What differentiates key account management from simple account management?
Two important aspects distinguish key account management from just account management. First, the selection of key accounts needs to be very well analyzed and really only a few customers should get this status. In the book we propose a methodology to select key accounts, but in a nut shell, key accounts must be those of strategic importance, with which the supplier company has a greater chance of developing and growing business relationships that are profitable to both firms of the dyad. Second, the amount and type of investment in key account relationships differs from that with regular accounts. In KAM, the supplier company strategically decides to invest distinctive resources in each key account, such as dedicated personnel, tailor-made solutions, or a unique technology-based communication system.
What are the main mistakes in the development of customer relationships?
One typical mistake in the process of developing key account relationships is to intend to establish very quickly a series of complex agreements between the two companies, without first building a trusting relationship. As we elaborate in the book, often times a supplier and a buyer start a business relationship in different positions in terms of power and in terms of the kind of relationship they are looking for (from purely transactional to highly relational). Therefore, to achieve a collaborative relationship of mutual dependency requires the two company to engage in interactions and activities that are trust building. Otherwise, a disparity in power can trigger opportunistic behavior from one of the companies, which will threaten the development of mutually successful long-term relationships.
Another mistake is to assume that all key customers follow a very similar buying process and that the factors that determine their experience are also similar. To avoid this mistake, supplier firms need to work on a proper customer journey mapping, to identify the critical touchpoints within the two companies and the specific factors that produce a positive customer experience. Likewise, the customer buying process needs to be analyzed very carefully to make sure the supplier company understand the roles, interests, and other aspects of the decision-making unit.
You have done some research on dynamic capabilities. Can you please explain what are the dynamic capabilities, why are they relevant, which could be an example in the context of key account management?

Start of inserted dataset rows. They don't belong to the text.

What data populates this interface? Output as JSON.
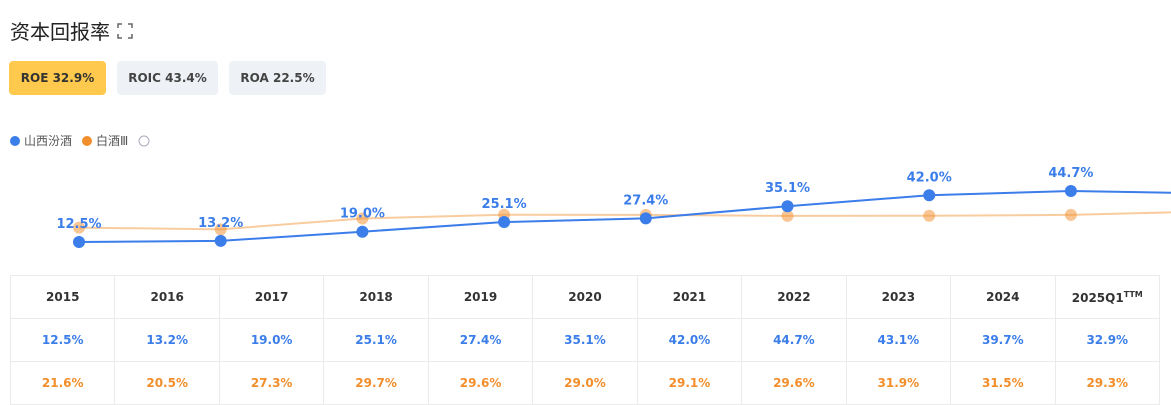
{
  "header": {
    "title": "资本回报率",
    "tabs": [
      "ROE 32.9%",
      "ROIC 43.4%",
      "ROA 22.5%"
    ]
  },
  "chart_data": {
    "type": "line",
    "categories": [
      "2015",
      "2016",
      "2017",
      "2018",
      "2019",
      "2020",
      "2021",
      "2022",
      "2023",
      "2024",
      "2025Q1"
    ],
    "category_note": "TTM",
    "series": [
      {
        "name": "山西汾酒",
        "color": "#3b7de9",
        "values": [
          12.5,
          13.2,
          19.0,
          25.1,
          27.4,
          35.1,
          42.0,
          44.7,
          43.1,
          39.7,
          32.9
        ],
        "value_labels": [
          "12.5%",
          "13.2%",
          "19.0%",
          "25.1%",
          "27.4%",
          "35.1%",
          "42.0%",
          "44.7%",
          "43.1%",
          "39.7%",
          "32.9%"
        ]
      },
      {
        "name": "白酒Ⅲ",
        "color": "#f28e2b",
        "values": [
          21.6,
          20.5,
          27.3,
          29.7,
          29.6,
          29.0,
          29.1,
          29.6,
          31.9,
          31.5,
          29.3
        ],
        "value_labels": [
          "21.6%",
          "20.5%",
          "27.3%",
          "29.7%",
          "29.6%",
          "29.0%",
          "29.1%",
          "29.6%",
          "31.9%",
          "31.5%",
          "29.3%"
        ]
      }
    ]
  }
}
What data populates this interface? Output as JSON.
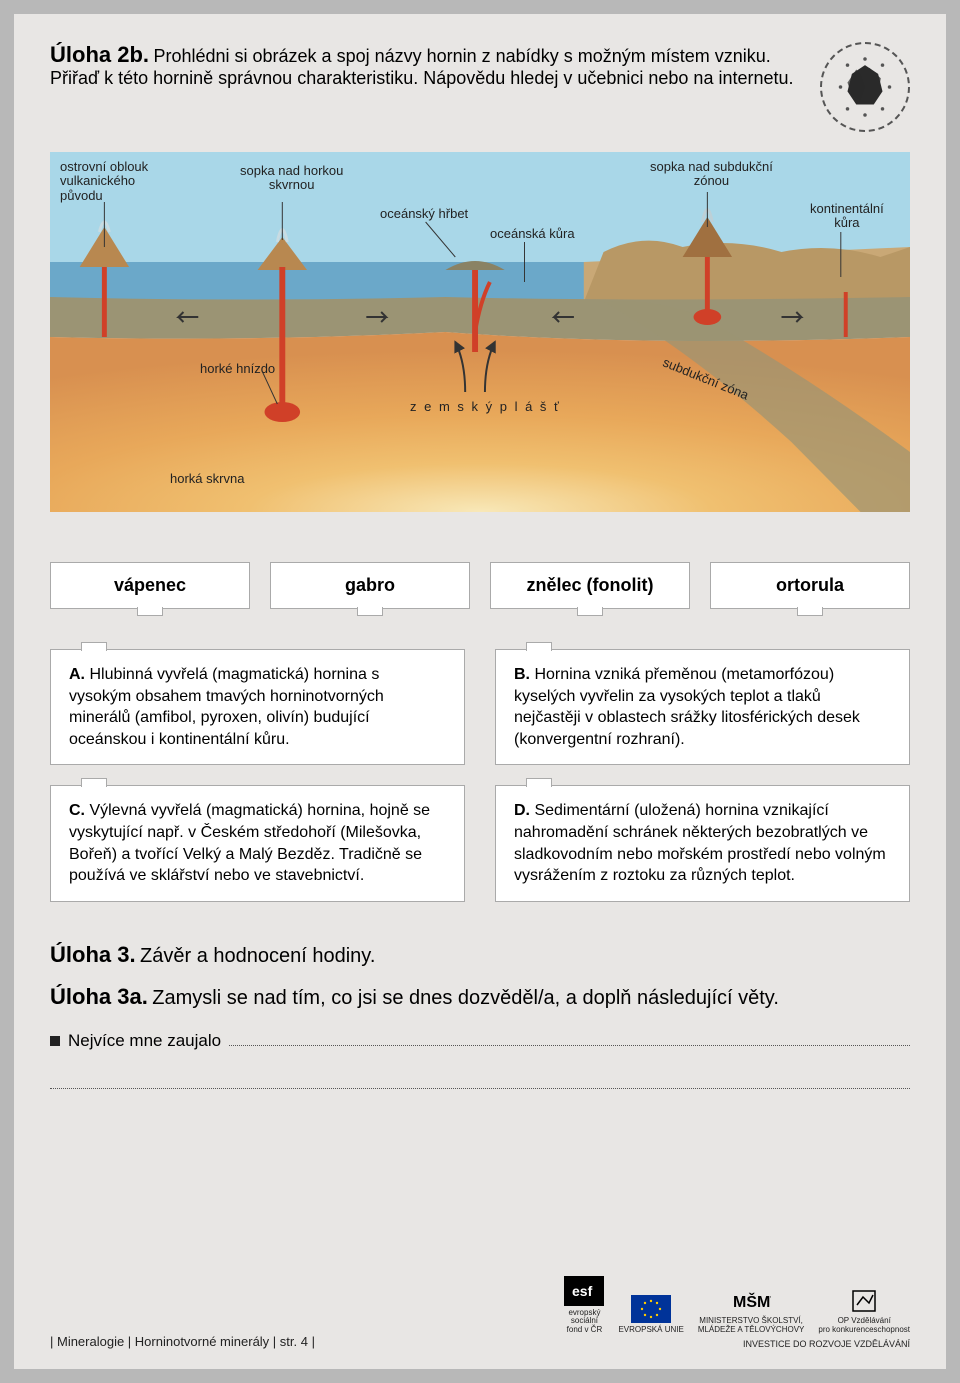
{
  "task2b": {
    "title": "Úloha 2b.",
    "desc": "Prohlédni si obrázek a spoj názvy hornin z nabídky s možným místem vzniku. Přiřaď k této hornině správnou charakteristiku. Nápovědu hledej v učebnici nebo na internetu."
  },
  "diagram": {
    "labels": {
      "island_arc": "ostrovní oblouk\nvulkanického\npůvodu",
      "hotspot_volcano": "sopka nad horkou\nskvrnou",
      "ocean_ridge": "oceánský hřbet",
      "ocean_crust": "oceánská kůra",
      "subduction_volcano": "sopka nad subdukční\nzónou",
      "continental_crust": "kontinentální\nkůra",
      "hot_nest": "horké hnízdo",
      "mantle": "z e m s k ý   p l á š ť",
      "subduction_zone": "subdukční zóna",
      "hot_spot": "horká skrvna"
    },
    "colors": {
      "sky": "#a9d7e8",
      "ocean": "#6ba8c9",
      "land": "#c9a876",
      "crust": "#9b9474",
      "mantle_upper": "#d89050",
      "mantle_mid": "#e8a85a",
      "mantle_hot": "#f0c070",
      "mantle_core": "#f8e8b8",
      "magma": "#d04028"
    }
  },
  "rocks": [
    "vápenec",
    "gabro",
    "znělec (fonolit)",
    "ortorula"
  ],
  "descriptions": [
    {
      "letter": "A.",
      "text": "Hlubinná vyvřelá (magmatická) hornina s vysokým obsahem tmavých horninotvorných minerálů (amfibol, pyroxen, olivín) budující oceánskou i kontinentální kůru."
    },
    {
      "letter": "B.",
      "text": "Hornina vzniká přeměnou (metamorfózou) kyselých vyvřelin za vysokých teplot a tlaků nejčastěji v oblastech srážky litosférických desek (konvergentní rozhraní)."
    },
    {
      "letter": "C.",
      "text": "Výlevná vyvřelá (magmatická) hornina, hojně se vyskytující např. v Českém středohoří (Milešovka, Bořeň) a tvořící Velký a Malý Bezděz. Tradičně se používá ve sklářství nebo ve stavebnictví."
    },
    {
      "letter": "D.",
      "text": "Sedimentární (uložená) hornina vznikající nahromadění schránek některých bezobratlých ve sladkovodním nebo mořském prostředí nebo volným vysrážením z roztoku za různých teplot."
    }
  ],
  "task3": {
    "title": "Úloha 3.",
    "text": "Závěr a hodnocení hodiny."
  },
  "task3a": {
    "title": "Úloha 3a.",
    "text": "Zamysli se nad tím, co jsi se dnes dozvěděl/a, a doplň následující věty.",
    "bullet": "Nejvíce mne zaujalo"
  },
  "footer": {
    "left": "|  Mineralogie  |  Horninotvorné minerály  |  str. 4  |",
    "esf1": "evropský",
    "esf2": "sociální",
    "esf3": "fond v ČR",
    "eu": "EVROPSKÁ UNIE",
    "msmt1": "MINISTERSTVO ŠKOLSTVÍ,",
    "msmt2": "MLÁDEŽE A TĚLOVÝCHOVY",
    "op1": "OP Vzdělávání",
    "op2": "pro konkurenceschopnost",
    "invest": "INVESTICE DO ROZVOJE VZDĚLÁVÁNÍ"
  }
}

The idea of dynamic capabilities evolved from resource-based theory, which is an organizational perspective to uncover and develop competitive advantages. A company is conceived as a combination of resources (tangible and intangible) and capabilities; competitive advantages are built on some of these resources and capabilities when they are valuable, rare, difficult to imitate, and supported by the organization. Capabilities can be either operational or dynamic. In the context of KAM, an example of an operational capability is the selection of key customers; a dynamic capability could be the timely gathering and analysis of market information which allows the selection of key accounts to be more effective and efficient. Therefore, dynamic capabilities support the development of resources and operational capabilities to make a competitive advantage sustained.